Russell agreed and added, “In the end, she stopped believing in me and wanted out of the relationship. I later found out that her ex-husband refused to work during the entire 10-year period of their marriage. She paid all of the bills and supported them. After I was laid off from my job, I guess she thought the same would happen with me. That’s what hurt me the most. I thought that as long as we had each other, and I was trying to find work, that would be enough to get us through it. Apparently, she thought otherwise.”

These examples are clear illustrations that good men are out there, and they are looking for loving, nurturing and committed relationships just as women are.
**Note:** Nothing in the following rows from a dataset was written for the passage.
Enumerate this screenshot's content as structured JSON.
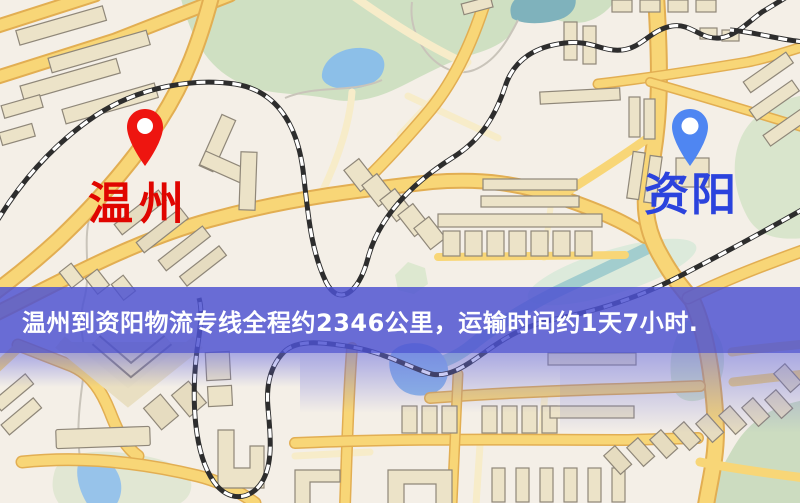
{
  "banner": {
    "text": "温州到资阳物流专线全程约2346公里，运输时间约1天7小时.",
    "background": "#4d52d2",
    "text_color": "#ffffff"
  },
  "origin": {
    "label": "温州",
    "label_color": "#e00500",
    "pin_color": "#ee1510"
  },
  "destination": {
    "label": "资阳",
    "label_color": "#2b43dd",
    "pin_color": "#4f86f2"
  },
  "route_summary": {
    "distance_text": "约2346公里",
    "duration_text": "约1天7小时"
  },
  "map_colors": {
    "background": "#f4efe7",
    "road_major": "#f8d677",
    "road_minor": "#f7ecc9",
    "park": "#cfe0c2",
    "water": "#8fc0e8",
    "building": "#ece3c8",
    "railway": "#2d2d2d"
  }
}
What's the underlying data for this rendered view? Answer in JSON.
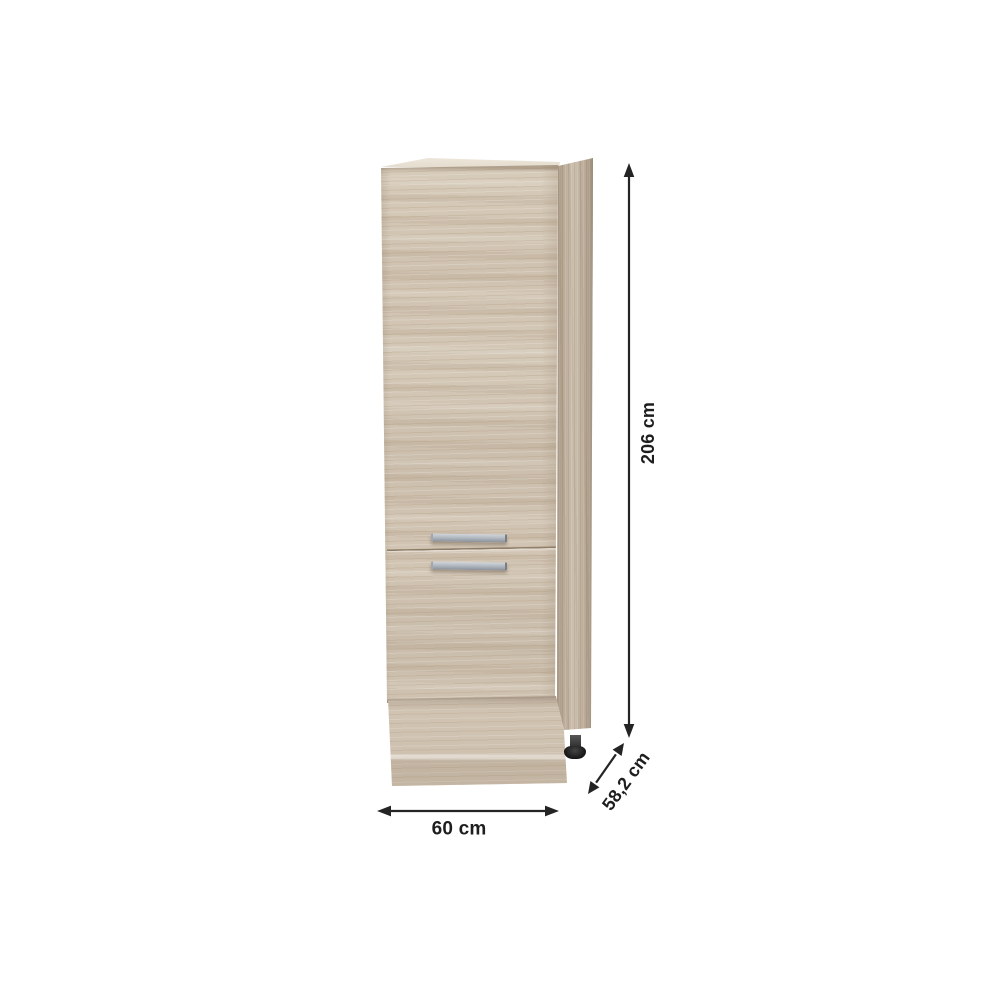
{
  "image": {
    "description": "Tall kitchen pantry cabinet with two doors in light sonoma oak, shown with dimension arrows",
    "background_color": "#ffffff"
  },
  "dimensions": {
    "height": {
      "label": "206 cm"
    },
    "depth": {
      "label": "58,2 cm"
    },
    "width": {
      "label": "60 cm"
    }
  },
  "cabinet": {
    "front_wood_color": "#cfc2b0",
    "side_wood_color": "#c6b8a5",
    "top_panel_color": "#e9e2d6",
    "handle_color": "#b4bac2",
    "foot_color": "#1c1c1c"
  },
  "annotation": {
    "ink_color": "#242424",
    "arrow_icons": [
      "up-down-arrow-icon",
      "left-right-arrow-icon",
      "diagonal-arrow-icon"
    ]
  }
}
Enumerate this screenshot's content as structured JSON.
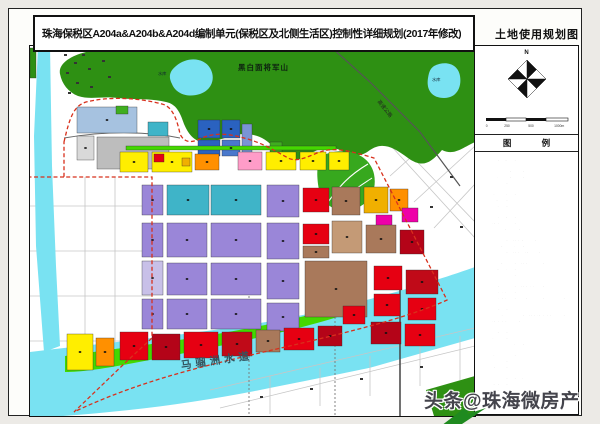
{
  "page_title": "珠海保税区A204a&A204b&A204d编制单元(保税区及北侧生活区)控制性详细规划(2017年修改)",
  "map_sheet_title": "土地使用规划图",
  "compass_label": "N",
  "scale_labels": [
    "0",
    "250",
    "500",
    "1000m"
  ],
  "legend_header": "图 例",
  "watermark": "头条@珠海微房产",
  "map_labels": {
    "mountain": "黑白面将军山",
    "reservoir_1": "水库",
    "reservoir_2": "水库",
    "expressway": "高速公路",
    "waterway": "马骝洲水道"
  },
  "colors": {
    "hill_green": "#2e9013",
    "park_green": "#37a81e",
    "water_cyan": "#79e2f2",
    "shore_green": "#44d800",
    "boundary_red": "#d8301c",
    "outside_road_gray": "#c6c6c6",
    "corner_green": "#1f8a1f"
  },
  "legend_items": [
    {
      "label": "二类居住用地",
      "color": "#ffee00"
    },
    {
      "label": "居住用地（兼容商业服务业设施用地）",
      "color": "#e0c000"
    },
    {
      "label": "一般商业中心用地",
      "color": "#ff5a28"
    },
    {
      "label": "二级商业中心用地",
      "color": "#c00a18"
    },
    {
      "label": "商业用地",
      "color": "#ff9000"
    },
    {
      "label": "行政办公用地",
      "color": "#ee00a8"
    },
    {
      "label": "文化设施用地",
      "color": "#ff9cc8"
    },
    {
      "label": "幼托用地",
      "color": "#ffb888"
    },
    {
      "label": "小学用地",
      "color": "#ff8428"
    },
    {
      "label": "中学用地",
      "color": "#ff3c14"
    },
    {
      "label": "医疗卫生用地",
      "color": "#ffc8d2"
    },
    {
      "label": "社会福利用地",
      "color": "#b05ad0"
    },
    {
      "label": "加油加气站用地",
      "color": "#ee0040"
    },
    {
      "label": "商业用地（兼容二类居住用地）",
      "color": "#c81428"
    },
    {
      "label": "商业用地（兼容办公用地）",
      "color": "#aa0a20"
    },
    {
      "label": "商业办公混合用地",
      "color": "#8e0414"
    },
    {
      "label": "商业用地（兼容旅馆业用地）",
      "color": "#b04a34"
    },
    {
      "label": "商务办公用地",
      "color": "#7c0a0a"
    },
    {
      "label": "商务办公用地（兼容商业用地）",
      "color": "#a85a48"
    },
    {
      "label": "商住混合用地",
      "color": "#960000"
    },
    {
      "label": "新型产业用地",
      "color": "#e8b49c"
    },
    {
      "label": "一类工业用地",
      "color": "#a06848"
    },
    {
      "label": "一类工业用地（兼容仓储用地）",
      "color": "#c49a76"
    },
    {
      "label": "物流仓储用地",
      "color": "#b2a2ba"
    },
    {
      "label": "混合功能用地（一类工业用地＋商业用地）",
      "color": "#e60028"
    },
    {
      "label": "弹性管理用地（一类工业用地＋新型产业用地＋仓储用地）",
      "color": "#b8a8e0"
    },
    {
      "label": "特殊用地",
      "color": "#8294b2"
    },
    {
      "label": "公共交通场站用地（兼容社会停车场用地）",
      "color": "#8a6cc8"
    },
    {
      "label": "社会停车场用地",
      "color": "#ccc2ea"
    },
    {
      "label": "供水用地",
      "color": "#2a5ac0"
    },
    {
      "label": "供电用地",
      "color": "#4a82d8"
    },
    {
      "label": "排水用地",
      "color": "#0a86a0"
    },
    {
      "label": "其他公用设施用地",
      "color": "#1aa89e"
    },
    {
      "label": "口岸设施用地",
      "color": "#32b6d0"
    },
    {
      "label": "交通枢纽用地",
      "color": "#8ecce8"
    },
    {
      "label": "公园绿地",
      "color": "#22a822"
    },
    {
      "label": "防护绿地",
      "color": "#7ed23e"
    },
    {
      "label": "广场用地",
      "color": "#2ec662"
    },
    {
      "label": "公园绿地（地下空间利用）",
      "color": "#a8e078"
    },
    {
      "label": "生态绿地",
      "color": "#d2eeb0"
    },
    {
      "label": "湿地",
      "color": "#aef0e6"
    },
    {
      "label": "水域",
      "color": "#9ae8f8"
    },
    {
      "label": "道路用地",
      "color": "#ffffff"
    }
  ],
  "parcels": [
    {
      "x": 47,
      "y": 61,
      "w": 60,
      "h": 26,
      "c": "#a6c2e0"
    },
    {
      "x": 67,
      "y": 91,
      "w": 72,
      "h": 32,
      "c": "#bdbdbd"
    },
    {
      "x": 47,
      "y": 90,
      "w": 17,
      "h": 24,
      "c": "#d9d9d9"
    },
    {
      "x": 168,
      "y": 74,
      "w": 22,
      "h": 18,
      "c": "#2a62c0"
    },
    {
      "x": 192,
      "y": 74,
      "w": 18,
      "h": 18,
      "c": "#2a62c0"
    },
    {
      "x": 168,
      "y": 94,
      "w": 22,
      "h": 16,
      "c": "#2a62c0"
    },
    {
      "x": 192,
      "y": 94,
      "w": 18,
      "h": 16,
      "c": "#4a78cc"
    },
    {
      "x": 212,
      "y": 78,
      "w": 10,
      "h": 30,
      "c": "#7a94d4"
    },
    {
      "x": 118,
      "y": 76,
      "w": 20,
      "h": 14,
      "c": "#3fb4c8"
    },
    {
      "x": 240,
      "y": 96,
      "w": 12,
      "h": 10,
      "c": "#3fae1f"
    },
    {
      "x": 96,
      "y": 100,
      "w": 210,
      "h": 4,
      "c": "#44d800"
    },
    {
      "x": 86,
      "y": 60,
      "w": 12,
      "h": 8,
      "c": "#3fae1f"
    },
    {
      "x": 0,
      "y": 2,
      "w": 6,
      "h": 30,
      "c": "#2e9013"
    },
    {
      "x": 90,
      "y": 106,
      "w": 28,
      "h": 20,
      "c": "#ffee00"
    },
    {
      "x": 122,
      "y": 106,
      "w": 40,
      "h": 20,
      "c": "#ffee00"
    },
    {
      "x": 165,
      "y": 108,
      "w": 24,
      "h": 16,
      "c": "#ff9000"
    },
    {
      "x": 208,
      "y": 106,
      "w": 24,
      "h": 18,
      "c": "#ff9cc8"
    },
    {
      "x": 236,
      "y": 106,
      "w": 30,
      "h": 18,
      "c": "#ffee00"
    },
    {
      "x": 270,
      "y": 106,
      "w": 26,
      "h": 18,
      "c": "#ffee00"
    },
    {
      "x": 299,
      "y": 106,
      "w": 20,
      "h": 18,
      "c": "#ffee00"
    },
    {
      "x": 124,
      "y": 108,
      "w": 10,
      "h": 8,
      "c": "#e60012"
    },
    {
      "x": 152,
      "y": 112,
      "w": 8,
      "h": 8,
      "c": "#f0b000"
    },
    {
      "x": 137,
      "y": 139,
      "w": 42,
      "h": 30,
      "c": "#3fb4c8"
    },
    {
      "x": 181,
      "y": 139,
      "w": 50,
      "h": 30,
      "c": "#3fb4c8"
    },
    {
      "x": 237,
      "y": 139,
      "w": 32,
      "h": 32,
      "c": "#9a86d8"
    },
    {
      "x": 273,
      "y": 142,
      "w": 26,
      "h": 24,
      "c": "#e60012"
    },
    {
      "x": 302,
      "y": 141,
      "w": 28,
      "h": 28,
      "c": "#a9795b"
    },
    {
      "x": 334,
      "y": 141,
      "w": 24,
      "h": 26,
      "c": "#f0b000"
    },
    {
      "x": 360,
      "y": 143,
      "w": 18,
      "h": 22,
      "c": "#ff9000"
    },
    {
      "x": 346,
      "y": 169,
      "w": 16,
      "h": 12,
      "c": "#ee00a8"
    },
    {
      "x": 112,
      "y": 139,
      "w": 21,
      "h": 30,
      "c": "#9a86d8"
    },
    {
      "x": 112,
      "y": 177,
      "w": 21,
      "h": 34,
      "c": "#9a86d8"
    },
    {
      "x": 112,
      "y": 215,
      "w": 21,
      "h": 34,
      "c": "#c8c0e8"
    },
    {
      "x": 112,
      "y": 253,
      "w": 21,
      "h": 30,
      "c": "#9a86d8"
    },
    {
      "x": 137,
      "y": 177,
      "w": 40,
      "h": 34,
      "c": "#9a86d8"
    },
    {
      "x": 181,
      "y": 177,
      "w": 50,
      "h": 34,
      "c": "#9a86d8"
    },
    {
      "x": 237,
      "y": 177,
      "w": 32,
      "h": 36,
      "c": "#9a86d8"
    },
    {
      "x": 273,
      "y": 178,
      "w": 26,
      "h": 20,
      "c": "#e60012"
    },
    {
      "x": 273,
      "y": 200,
      "w": 26,
      "h": 12,
      "c": "#a9795b"
    },
    {
      "x": 302,
      "y": 175,
      "w": 30,
      "h": 32,
      "c": "#c49a76"
    },
    {
      "x": 336,
      "y": 179,
      "w": 30,
      "h": 28,
      "c": "#a9795b"
    },
    {
      "x": 370,
      "y": 184,
      "w": 24,
      "h": 24,
      "c": "#b40418"
    },
    {
      "x": 137,
      "y": 217,
      "w": 40,
      "h": 32,
      "c": "#9a86d8"
    },
    {
      "x": 181,
      "y": 217,
      "w": 50,
      "h": 32,
      "c": "#9a86d8"
    },
    {
      "x": 237,
      "y": 217,
      "w": 32,
      "h": 36,
      "c": "#9a86d8"
    },
    {
      "x": 275,
      "y": 215,
      "w": 62,
      "h": 56,
      "c": "#a9795b"
    },
    {
      "x": 344,
      "y": 220,
      "w": 28,
      "h": 24,
      "c": "#e60012"
    },
    {
      "x": 376,
      "y": 224,
      "w": 32,
      "h": 24,
      "c": "#c00a18"
    },
    {
      "x": 344,
      "y": 248,
      "w": 26,
      "h": 22,
      "c": "#e60012"
    },
    {
      "x": 378,
      "y": 252,
      "w": 28,
      "h": 22,
      "c": "#e60012"
    },
    {
      "x": 372,
      "y": 162,
      "w": 16,
      "h": 14,
      "c": "#ee00a8"
    },
    {
      "x": 137,
      "y": 253,
      "w": 40,
      "h": 30,
      "c": "#9a86d8"
    },
    {
      "x": 181,
      "y": 253,
      "w": 50,
      "h": 30,
      "c": "#9a86d8"
    },
    {
      "x": 237,
      "y": 257,
      "w": 32,
      "h": 28,
      "c": "#9a86d8"
    },
    {
      "x": 341,
      "y": 276,
      "w": 30,
      "h": 22,
      "c": "#b40418"
    },
    {
      "x": 375,
      "y": 278,
      "w": 30,
      "h": 22,
      "c": "#e60012"
    },
    {
      "x": 37,
      "y": 288,
      "w": 26,
      "h": 36,
      "c": "#ffee00"
    },
    {
      "x": 66,
      "y": 292,
      "w": 18,
      "h": 28,
      "c": "#ff9000"
    },
    {
      "x": 90,
      "y": 286,
      "w": 28,
      "h": 28,
      "c": "#e60012"
    },
    {
      "x": 122,
      "y": 288,
      "w": 28,
      "h": 26,
      "c": "#b40418"
    },
    {
      "x": 154,
      "y": 286,
      "w": 34,
      "h": 26,
      "c": "#e60012"
    },
    {
      "x": 192,
      "y": 286,
      "w": 30,
      "h": 24,
      "c": "#c00a18"
    },
    {
      "x": 226,
      "y": 284,
      "w": 24,
      "h": 22,
      "c": "#a9795b"
    },
    {
      "x": 254,
      "y": 282,
      "w": 30,
      "h": 22,
      "c": "#e60012"
    },
    {
      "x": 288,
      "y": 280,
      "w": 24,
      "h": 20,
      "c": "#b40418"
    },
    {
      "x": 313,
      "y": 260,
      "w": 22,
      "h": 18,
      "c": "#e60012"
    }
  ],
  "marks": [
    {
      "x": 34,
      "y": 8
    },
    {
      "x": 44,
      "y": 16
    },
    {
      "x": 36,
      "y": 26
    },
    {
      "x": 46,
      "y": 36
    },
    {
      "x": 38,
      "y": 46
    },
    {
      "x": 52,
      "y": 8
    },
    {
      "x": 58,
      "y": 22
    },
    {
      "x": 60,
      "y": 40
    },
    {
      "x": 72,
      "y": 14
    },
    {
      "x": 78,
      "y": 30
    },
    {
      "x": 420,
      "y": 130
    },
    {
      "x": 400,
      "y": 160
    },
    {
      "x": 430,
      "y": 180
    },
    {
      "x": 230,
      "y": 350
    },
    {
      "x": 280,
      "y": 342
    },
    {
      "x": 330,
      "y": 332
    },
    {
      "x": 390,
      "y": 320
    }
  ]
}
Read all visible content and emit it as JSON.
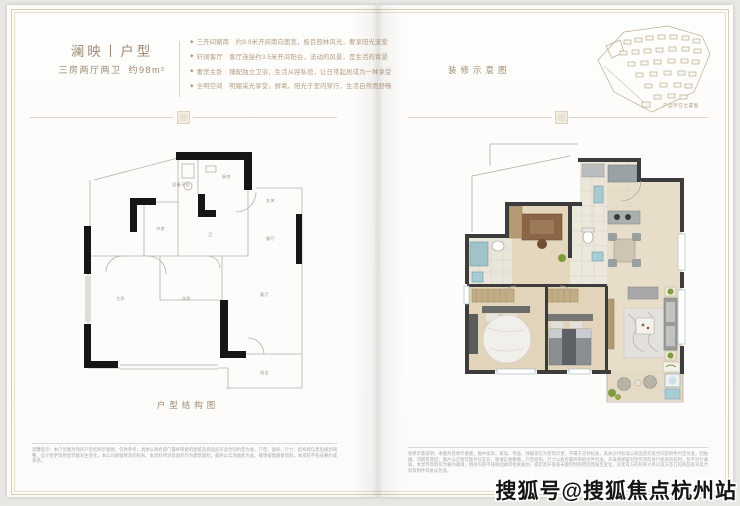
{
  "colors": {
    "accent_tan": "#a18a70",
    "feature_tan": "#b59c80",
    "frame_line": "#d9cdb6",
    "wall_black": "#161616",
    "wall_dark": "#3c3c3c",
    "floor_beige": "#e7ddc9",
    "floor_wood": "#e2d4ba",
    "plant_green": "#7f9b3f",
    "water_blue": "#a8ccd4",
    "watermark_black": "#141414"
  },
  "left_page": {
    "title": "澜映丨户型",
    "subtitle_main": "三房两厅两卫",
    "subtitle_area": "约98m²",
    "features": [
      {
        "bullet": "◆",
        "text": "三开间朝南　约9.9米开间南向面宽，极目园林风光，奢享阳光宠爱"
      },
      {
        "bullet": "◆",
        "text": "轩阔客厅　客厅连接约3.5米开间阳台，流动的风景，是生活的背景"
      },
      {
        "bullet": "◆",
        "text": "奢宽主卧　臻配独立卫浴，生活从容私密，让日常起居成为一种享受"
      },
      {
        "bullet": "◆",
        "text": "全明空间　明媚采光享受，鲜氧、阳光于室内穿行，生活自然而舒畅"
      }
    ],
    "plan_caption": "户型结构图",
    "room_labels": [
      "设备平台",
      "厨房",
      "书房",
      "卫",
      "玄关",
      "餐厅",
      "主卧",
      "次卧",
      "客厅",
      "阳台"
    ],
    "disclaimer": "温馨提示：本户型图为项目户型结构示意图，仅供参考，具体以政府部门最终审批的图纸及商品房买卖合同约定为准。户型、面积、尺寸、结构等信息因规划调整、设计变更等原因可能发生变化，本公司保留修改的权利。本资料所涉及面积均为建筑面积，最终以实测面积为准。敬请留意最新资料，本资料不构成要约或承诺。"
  },
  "right_page": {
    "label": "装修示意图",
    "sitemap_caption": "户型所在位置图",
    "disclaimer": "装修示意说明：本图为装修示意图，图中家具、家电、饰品、绿植等仅为装饰示意，不属于交付标准，具体交付标准以商品房买卖合同及附件约定为准。因拍摄、印刷等原因，图片与实物可能存在差异，敬请实地察看。户型结构、尺寸以政府最终审批文件为准，开发商保留对宣传资料进行修改的权利，恕不另行通知。本宣传资料仅为要约邀请，相关内容不排除因政府相关规划、规定及开发商未能控制的原因而发生变化。买卖双方的权利义务以双方签订的商品房买卖合同及附件等协议为准。"
  },
  "watermark": "搜狐号@搜狐焦点杭州站"
}
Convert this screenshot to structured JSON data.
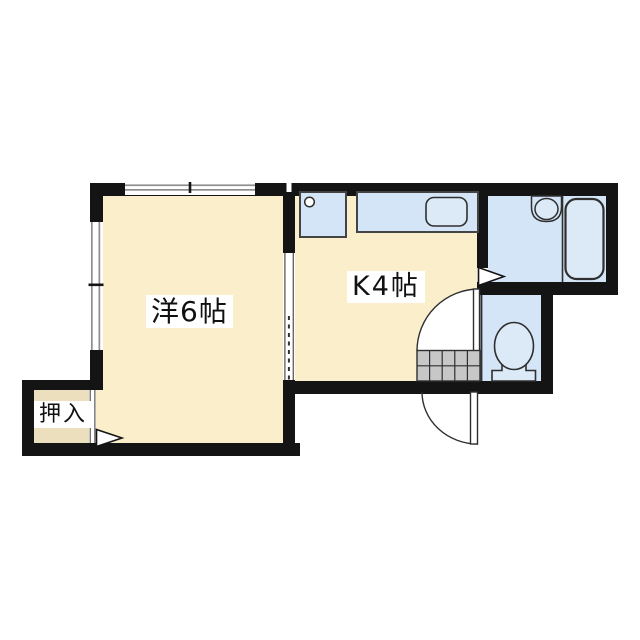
{
  "plan": {
    "type": "apartment-floor-plan",
    "rooms": [
      {
        "id": "western_room",
        "label": "洋6帖"
      },
      {
        "id": "kitchen",
        "label": "K4帖"
      },
      {
        "id": "closet",
        "label": "押入"
      },
      {
        "id": "bathroom",
        "label": ""
      },
      {
        "id": "toilet",
        "label": ""
      }
    ],
    "fixtures": [
      "stove-sink-unit-icon",
      "kitchen-counter-sink-icon",
      "wash-basin-icon",
      "bathtub-icon",
      "toilet-icon",
      "entrance-step-hatch-icon",
      "entrance-door-swing-icon",
      "toilet-door-swing-icon",
      "closet-sliding-door-icon",
      "door-direction-arrow-icon",
      "window-icon"
    ]
  },
  "rooms": {
    "western_room": {
      "label": "洋6帖"
    },
    "kitchen": {
      "label": "K4帖"
    },
    "closet": {
      "label": "押入"
    }
  },
  "colors": {
    "background": "#ffffff",
    "wall": "#141414",
    "room_fill": "#faeecb",
    "closet_fill": "#ecdfbd",
    "water_fill": "#d3e5f6",
    "fixture_fill": "#dceaf8",
    "hatch_fill": "#c7c7c7",
    "window_line": "#8f8f8f",
    "outline": "#2f2f2f"
  }
}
However, as is the case for many women, they must battle the “ghosts” and insecurities that exist from previous relationships, and this makes it difficult for them to obtain, and maintain, a healthy and stable relationship. It’s a damn shame that these men suffered such cruel twists of fate. Based on their accounts, and testimonials from family and friends, they were exceptional men who were simply trying to do the right thing. All they wanted was to love and be loved, and in some cases they were more than willing to provide love, financial support and guidance to children that were not biologically theirs. In this day and age, where character and values are at the low end of the spectrum for many men, that speaks volumes!

There is no question that some men are heartless bastards, but there are also men who believe in having good, long-term, monogamous relationships and fight to maintain them. These men should be acknowledged, appreciated and respected. Contrary to popular belief, all men are not the same, and Gene, Jim, Raul and Russell are prime examples.